Nathaniel Rateliff - Falling Faster Than You Can Run 6/10

Out 27th January

This second album from Nathaniel Rateliff is a collection of frank, heartfelt and self-reflective tales of the usual folk fodder, love, life and everything in between. The opening track
Still Trying has a strong Bon Iver taste to it, a slightly less grungier, vocoder version, but the similarities are there on this track and throughout the album. There is also a little bit of Colin Hay buried between the acoustic guitars and gentle melodies. It is one of the more memorable tracks on the album and it shows the depth and range of his growly voice. The vocals on
I Am are lovely, there is a lot of soul and harmony to his voice, it is almost like you hear the heartache through his voice.

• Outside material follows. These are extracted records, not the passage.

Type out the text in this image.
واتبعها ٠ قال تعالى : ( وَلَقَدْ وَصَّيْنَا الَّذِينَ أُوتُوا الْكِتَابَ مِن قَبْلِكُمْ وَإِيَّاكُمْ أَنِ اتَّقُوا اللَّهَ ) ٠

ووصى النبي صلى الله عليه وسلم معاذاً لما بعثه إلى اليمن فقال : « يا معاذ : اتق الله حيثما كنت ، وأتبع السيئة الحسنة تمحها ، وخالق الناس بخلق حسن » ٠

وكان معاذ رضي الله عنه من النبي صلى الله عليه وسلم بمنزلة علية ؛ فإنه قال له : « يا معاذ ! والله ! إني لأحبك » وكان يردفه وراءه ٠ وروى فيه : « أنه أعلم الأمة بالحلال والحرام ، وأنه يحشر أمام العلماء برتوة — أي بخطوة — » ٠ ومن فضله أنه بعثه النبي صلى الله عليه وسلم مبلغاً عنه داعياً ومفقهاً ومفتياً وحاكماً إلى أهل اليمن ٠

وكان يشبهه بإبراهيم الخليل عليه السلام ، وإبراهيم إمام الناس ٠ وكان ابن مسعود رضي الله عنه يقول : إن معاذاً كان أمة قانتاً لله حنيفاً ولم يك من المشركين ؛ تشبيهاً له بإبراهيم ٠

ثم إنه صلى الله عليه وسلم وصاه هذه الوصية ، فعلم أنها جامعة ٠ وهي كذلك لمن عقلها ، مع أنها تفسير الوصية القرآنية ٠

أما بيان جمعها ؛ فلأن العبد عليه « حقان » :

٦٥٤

Falling Faster Than You Can Run falls into two main categories, a staple Americana acoustic rock and gentle acoustic strumming and there’s very little in between. The album is at its best on
Nothing To Show For, there’s energy, passion and it’s more up-tempo than the rest of the album. There’s also a bit of fire to
Labourman but after the strong opening tracks it slips into a rut of overly familiar folk, aside from being a soothing sound to the ears there isn’t any depth to it. After a few listens nothing really stands out or is particularly memorable. Vocally though Rateliff has a very powerful voice and he uses it well and it suits this folk style perfectly. Fans of Bon Iver, Iron and Wine and The Lumineers might find a lot to enjoy here.